I often use a validated object in a loop to import data, e.g.:

# Import a CSV file of dogs
dogs = []
csv.next_row do |row|
  begin
    dogs << Dog.new(name: row.name)
  rescue ArgumentError => e
    logger.warn(e)
  end
end

The result is that dogs is an array of guaranteed valid Dog objects. And the error log lists unparseable rows with good info for tracking down problems in the data.

Use in code generation

My Schema.org structured data gem uses ValidatedObjects to recursively create well formed HTML / JSON-LD.

Installation

Add this line to your application's Gemfile:

gem 'validated_object'

And then execute:

$ bundle

Or install it yourself as:

$ gem install validated_object

Development

(TODO: Verify these instructions.) After checking out the repo, run bin/setup to install dependencies. Then, run rake spec to run the tests. You can also run bin/console for an interactive prompt that will allow you to experiment.

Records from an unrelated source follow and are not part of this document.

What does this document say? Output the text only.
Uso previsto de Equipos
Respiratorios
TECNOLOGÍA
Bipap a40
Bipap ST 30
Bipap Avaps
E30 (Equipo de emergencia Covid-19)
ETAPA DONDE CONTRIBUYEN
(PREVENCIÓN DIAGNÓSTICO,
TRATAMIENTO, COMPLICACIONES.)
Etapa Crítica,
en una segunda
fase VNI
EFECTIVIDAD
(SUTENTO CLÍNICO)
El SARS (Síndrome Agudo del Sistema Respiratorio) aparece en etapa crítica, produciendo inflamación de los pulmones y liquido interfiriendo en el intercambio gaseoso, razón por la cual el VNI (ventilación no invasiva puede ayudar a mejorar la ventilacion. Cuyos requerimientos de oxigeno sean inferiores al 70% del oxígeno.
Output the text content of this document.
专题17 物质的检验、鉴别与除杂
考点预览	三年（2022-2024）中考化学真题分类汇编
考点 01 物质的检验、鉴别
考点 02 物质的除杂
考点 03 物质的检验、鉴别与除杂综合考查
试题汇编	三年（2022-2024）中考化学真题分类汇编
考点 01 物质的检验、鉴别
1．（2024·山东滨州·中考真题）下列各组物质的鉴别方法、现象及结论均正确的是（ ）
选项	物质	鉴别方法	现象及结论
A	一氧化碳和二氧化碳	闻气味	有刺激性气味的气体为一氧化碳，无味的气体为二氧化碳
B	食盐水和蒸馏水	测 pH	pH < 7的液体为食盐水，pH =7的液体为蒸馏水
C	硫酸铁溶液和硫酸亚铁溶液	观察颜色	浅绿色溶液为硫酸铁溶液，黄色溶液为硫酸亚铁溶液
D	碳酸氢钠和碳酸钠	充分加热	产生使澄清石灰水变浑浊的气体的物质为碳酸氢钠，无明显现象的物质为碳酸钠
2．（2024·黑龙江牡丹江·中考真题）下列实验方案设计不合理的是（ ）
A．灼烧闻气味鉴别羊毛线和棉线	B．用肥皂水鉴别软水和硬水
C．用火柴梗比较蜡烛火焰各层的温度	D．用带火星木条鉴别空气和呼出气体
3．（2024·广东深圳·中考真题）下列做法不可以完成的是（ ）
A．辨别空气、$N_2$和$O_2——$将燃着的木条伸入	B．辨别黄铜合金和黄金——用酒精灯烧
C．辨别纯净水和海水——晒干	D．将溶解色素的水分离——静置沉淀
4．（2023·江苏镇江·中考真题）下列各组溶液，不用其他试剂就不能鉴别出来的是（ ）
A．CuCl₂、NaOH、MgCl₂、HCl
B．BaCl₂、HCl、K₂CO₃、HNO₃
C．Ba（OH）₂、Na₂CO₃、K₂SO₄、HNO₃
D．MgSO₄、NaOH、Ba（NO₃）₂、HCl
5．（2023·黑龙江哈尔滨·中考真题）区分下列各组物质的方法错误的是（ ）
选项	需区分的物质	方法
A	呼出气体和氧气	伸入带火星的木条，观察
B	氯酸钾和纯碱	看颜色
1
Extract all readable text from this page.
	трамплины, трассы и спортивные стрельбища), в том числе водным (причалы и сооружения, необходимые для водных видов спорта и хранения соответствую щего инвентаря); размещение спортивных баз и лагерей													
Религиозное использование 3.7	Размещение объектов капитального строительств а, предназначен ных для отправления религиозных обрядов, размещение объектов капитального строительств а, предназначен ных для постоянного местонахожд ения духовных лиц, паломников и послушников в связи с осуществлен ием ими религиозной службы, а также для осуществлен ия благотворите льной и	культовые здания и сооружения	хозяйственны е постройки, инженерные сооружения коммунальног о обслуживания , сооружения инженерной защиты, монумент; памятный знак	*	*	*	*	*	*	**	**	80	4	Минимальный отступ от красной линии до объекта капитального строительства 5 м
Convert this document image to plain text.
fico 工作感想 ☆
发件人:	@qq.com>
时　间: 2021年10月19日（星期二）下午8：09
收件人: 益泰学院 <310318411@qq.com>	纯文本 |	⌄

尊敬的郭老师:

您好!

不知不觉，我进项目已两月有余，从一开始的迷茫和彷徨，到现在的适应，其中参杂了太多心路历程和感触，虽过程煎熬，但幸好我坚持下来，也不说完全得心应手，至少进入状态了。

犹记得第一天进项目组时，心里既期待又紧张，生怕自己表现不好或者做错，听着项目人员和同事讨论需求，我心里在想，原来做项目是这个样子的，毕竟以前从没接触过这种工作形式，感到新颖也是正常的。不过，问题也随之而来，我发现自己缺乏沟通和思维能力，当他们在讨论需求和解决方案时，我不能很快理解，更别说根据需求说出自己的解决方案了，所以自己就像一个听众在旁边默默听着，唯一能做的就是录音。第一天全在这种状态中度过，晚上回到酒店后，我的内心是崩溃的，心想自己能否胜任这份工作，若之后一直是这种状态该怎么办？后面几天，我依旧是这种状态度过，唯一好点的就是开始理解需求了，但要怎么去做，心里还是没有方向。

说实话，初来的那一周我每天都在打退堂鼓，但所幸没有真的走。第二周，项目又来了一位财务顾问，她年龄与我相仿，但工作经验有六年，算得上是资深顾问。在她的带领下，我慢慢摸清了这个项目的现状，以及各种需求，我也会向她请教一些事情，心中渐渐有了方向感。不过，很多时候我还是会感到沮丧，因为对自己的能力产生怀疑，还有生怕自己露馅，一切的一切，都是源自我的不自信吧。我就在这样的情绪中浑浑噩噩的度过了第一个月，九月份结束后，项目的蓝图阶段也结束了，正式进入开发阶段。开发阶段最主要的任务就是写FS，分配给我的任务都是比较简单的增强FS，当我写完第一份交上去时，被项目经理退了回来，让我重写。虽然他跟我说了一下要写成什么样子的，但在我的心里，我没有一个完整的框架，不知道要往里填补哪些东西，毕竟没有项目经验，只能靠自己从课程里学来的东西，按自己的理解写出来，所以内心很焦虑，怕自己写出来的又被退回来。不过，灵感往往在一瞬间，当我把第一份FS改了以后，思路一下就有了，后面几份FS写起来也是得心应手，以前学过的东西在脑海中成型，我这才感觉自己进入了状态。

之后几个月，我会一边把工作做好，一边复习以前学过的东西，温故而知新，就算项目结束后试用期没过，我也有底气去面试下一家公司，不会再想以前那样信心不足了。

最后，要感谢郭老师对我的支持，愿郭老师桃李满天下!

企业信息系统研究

To install this gem onto your local machine, run bundle exec rake install. To release a new version, update the version number in version.rb, and then run bundle exec rake release, which will create a git tag for the version, push git commits and tags, and push the .gem file to rubygems.org.

Contributing

Bug reports and pull requests are welcome on GitHub.

License

The gem is available as open source under the terms of the MIT License.